A Buddhist architect with a good understanding of Christianity
You can see the influence of Tetsukawa Yosuke everywhere in Egami church, including in the way he designed the altar
It is said that the pattern of the wood grain on the church's slender pillars was achieved using a comb. This is similar to how, in Europe, people make imitation marble pillars by giving a marble pattern to pillars made from stone. On Egami church’s window panes there are cherry blossom flowers which have been drawn on by hand. The man who designed Egami church, Tetsukawa Yosuke, had formed deep friendships with the French missionaries Father de Rotz and Father Pelu, and had eagerly learnt from them about Western construction techniques. In this regard, it is interesting to note that the same wood grain pillars as those mentioned above can also be seen in Shitsu church in Sotome (where the construction was overseen by Father de Rotz).

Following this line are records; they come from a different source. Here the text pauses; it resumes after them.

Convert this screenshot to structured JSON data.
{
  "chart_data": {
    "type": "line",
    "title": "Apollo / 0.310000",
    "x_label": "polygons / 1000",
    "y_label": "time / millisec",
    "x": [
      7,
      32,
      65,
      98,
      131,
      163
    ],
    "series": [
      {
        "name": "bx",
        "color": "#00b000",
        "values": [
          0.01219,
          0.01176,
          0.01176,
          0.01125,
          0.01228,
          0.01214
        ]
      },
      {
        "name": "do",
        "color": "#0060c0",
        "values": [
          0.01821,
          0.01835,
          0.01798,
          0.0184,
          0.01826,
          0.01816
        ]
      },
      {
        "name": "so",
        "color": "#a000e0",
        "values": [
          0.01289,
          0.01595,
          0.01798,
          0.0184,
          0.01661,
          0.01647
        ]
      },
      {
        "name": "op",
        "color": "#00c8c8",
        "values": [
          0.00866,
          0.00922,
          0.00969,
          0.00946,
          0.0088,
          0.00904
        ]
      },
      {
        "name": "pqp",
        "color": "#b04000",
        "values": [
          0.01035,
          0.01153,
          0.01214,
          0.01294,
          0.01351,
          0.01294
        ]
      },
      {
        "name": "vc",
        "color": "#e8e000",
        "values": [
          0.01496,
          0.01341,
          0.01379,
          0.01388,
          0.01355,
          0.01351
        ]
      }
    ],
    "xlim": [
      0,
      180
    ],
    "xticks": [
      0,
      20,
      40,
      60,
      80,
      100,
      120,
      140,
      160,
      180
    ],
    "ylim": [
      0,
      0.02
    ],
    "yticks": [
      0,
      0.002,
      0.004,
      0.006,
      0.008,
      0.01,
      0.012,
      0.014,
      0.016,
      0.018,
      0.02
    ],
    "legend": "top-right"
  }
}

The altar of Egami church was also designed by Tetsukawa. On the back of a plan which was only discovered in 2005, the following is written: "Made on 20th June Taisho 6 [the 6th year of the Taisho era] at Minami Tabira Tenshudou construction studio for Egami in Naru island, Goto. Designs carried out were ears of wheat, grapevines with grapes and roses". In Christianity, wheat and grapes are often used to symbolise the Body and Blood of Christ, and the rose is a symbol for Mary. The combination of these designs along with the statue of St. Joseph above the altar evoke the Holy Family.
These design features tell us that although Tetsukawa Yosuke was himself a Buddhist, through his encounter with the foreign missionaries he had come to acquire a good understanding of Christianity.